India's economic growth in the three months through December was much higher than most estimates due to a sharp fall in key subsidies which provided a boost to GDP, two government officials said.

India's economy grew 8.4% during the October-December quarter, its fastest pace in one-and-half years, and much faster than the 6.6% estimated by economists polled by Reuters.

However, gross value added (GVA), which is a measure of the total value of goods and services produced in the economy and excludes indirect taxes and subsidies, grew 6.5%, prompting economists to say that GDP data overstated growth trends.

"The wide divergence between the GVA and GDP in the October-December quarter was mainly due to a sharp fall in subsidies in that quarter largely because of lower payouts on fertilizer subsidies like Urea," a senior government official said on Friday.

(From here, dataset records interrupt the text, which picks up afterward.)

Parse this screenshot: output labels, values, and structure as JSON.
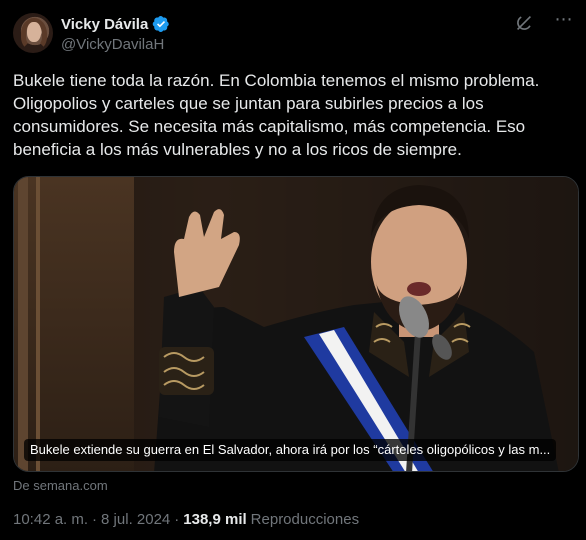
{
  "author": {
    "display_name": "Vicky Dávila",
    "handle": "@VickyDavilaH",
    "verified": true
  },
  "icons": {
    "verified": "verified-badge-icon",
    "grok": "grok-icon",
    "more": "more-options-icon"
  },
  "colors": {
    "accent": "#1d9bf0",
    "background": "#000000",
    "text": "#e7e9ea",
    "muted": "#71767b"
  },
  "tweet": {
    "text": "Bukele tiene toda la razón. En Colombia tenemos el mismo problema.\nOligopolios y carteles que se juntan para subirles precios a los\nconsumidores. Se necesita más capitalismo, más competencia. Eso\nbeneficia a los más vulnerables y no a los ricos de siempre."
  },
  "card": {
    "caption": "Bukele extiende su guerra en El Salvador, ahora irá por los “cárteles oligopólicos y las m...",
    "source": "De semana.com"
  },
  "meta": {
    "time": "10:42 a. m.",
    "separator1": "·",
    "date": "8 jul. 2024",
    "separator2": "·",
    "views_count": "138,9 mil",
    "views_label": "Reproducciones"
  }
}
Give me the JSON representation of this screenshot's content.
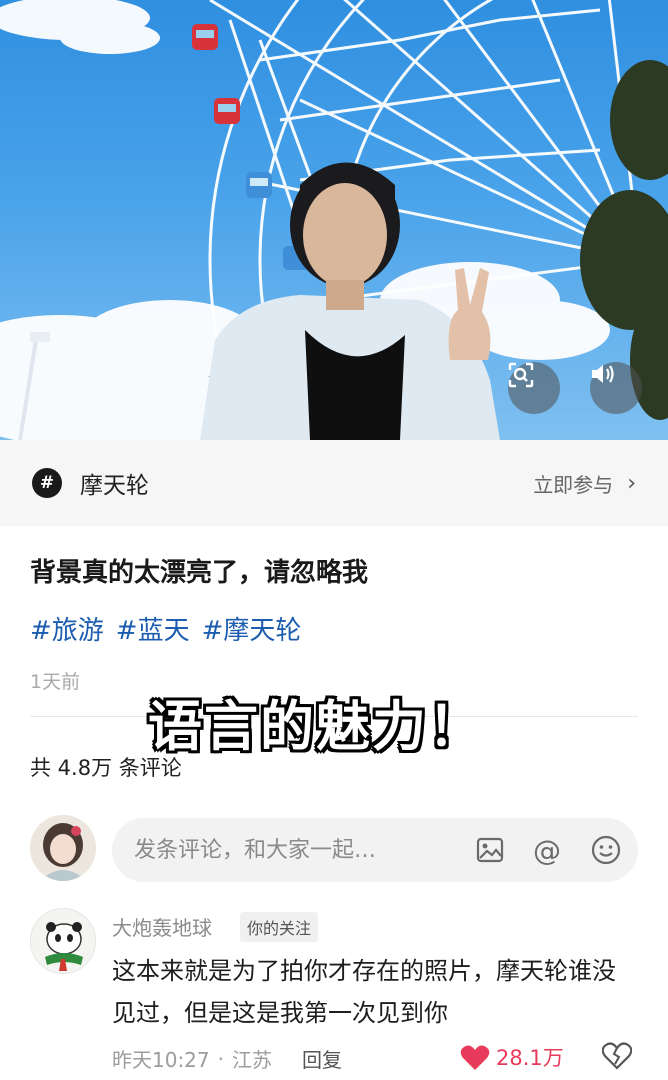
{
  "topic": {
    "icon_glyph": "#",
    "name": "摩天轮",
    "join_label": "立即参与",
    "chevron": "›"
  },
  "post": {
    "title": "背景真的太漂亮了，请忽略我",
    "tags": [
      "#旅游",
      "#蓝天",
      "#摩天轮"
    ],
    "time": "1天前",
    "overlay_caption": "语言的魅力！",
    "comment_count_label": "共 4.8万 条评论"
  },
  "comment_input": {
    "placeholder": "发条评论，和大家一起…",
    "icons": [
      "image-icon",
      "at-icon",
      "emoji-icon"
    ],
    "at_glyph": "@"
  },
  "comment": {
    "username": "大炮轰地球",
    "badge": "你的关注",
    "text": "这本来就是为了拍你才存在的照片，摩天轮谁没见过，但是这是我第一次见到你",
    "time": "昨天10:27",
    "separator": "·",
    "location": "江苏",
    "reply_label": "回复",
    "like_count": "28.1万"
  },
  "colors": {
    "accent_tag": "#1d5db0",
    "like": "#e83a5a",
    "sky": "#2f8fe0"
  }
}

Government data showed fertiliser subsidies in the October-December quarter declined by nearly 70% to 307 billion rupees ($3.7 billion) from the same period a year ago.

Another senior government official explained that the market cost of fertilisers had fallen in the current year, lowering the subsidy payout.

Both officials did not want to be named as they are not authorised to speak to media.

The government's statistical department did not respond to a request for comment.



"The above-8% real GDP print should be read with caution given the large gap with GVA, decline in agriculture activity and two-paced economic growth (investment far outpacing consumption)," Citi economist Samiran Chakraborty said in a note on Thursday.

The divergence is at a 10-year high, said Neelkanth Mishra, chief economist at Axis Bank, who does not expect this to continue and sees the economy growing 6.5% in the next financial year.

India's GDP growth is estimated at 7.6% for the year ending March 31, 2024.

Underlying growth continues to be led by investment, which grew at 10.6% on-year in the third quarter, led by government spending and residential real estate, economists said.

Consumption lagged with just a 3.5% increase, below the broader economy.

"Although a pickup in private consumption was anticipated, owing to the festive season buoyancy that proxy indicators had pointed towards, the extent of upside was underwhelming for sure," said Yuvika Singhal, an economist at QuantEco Research.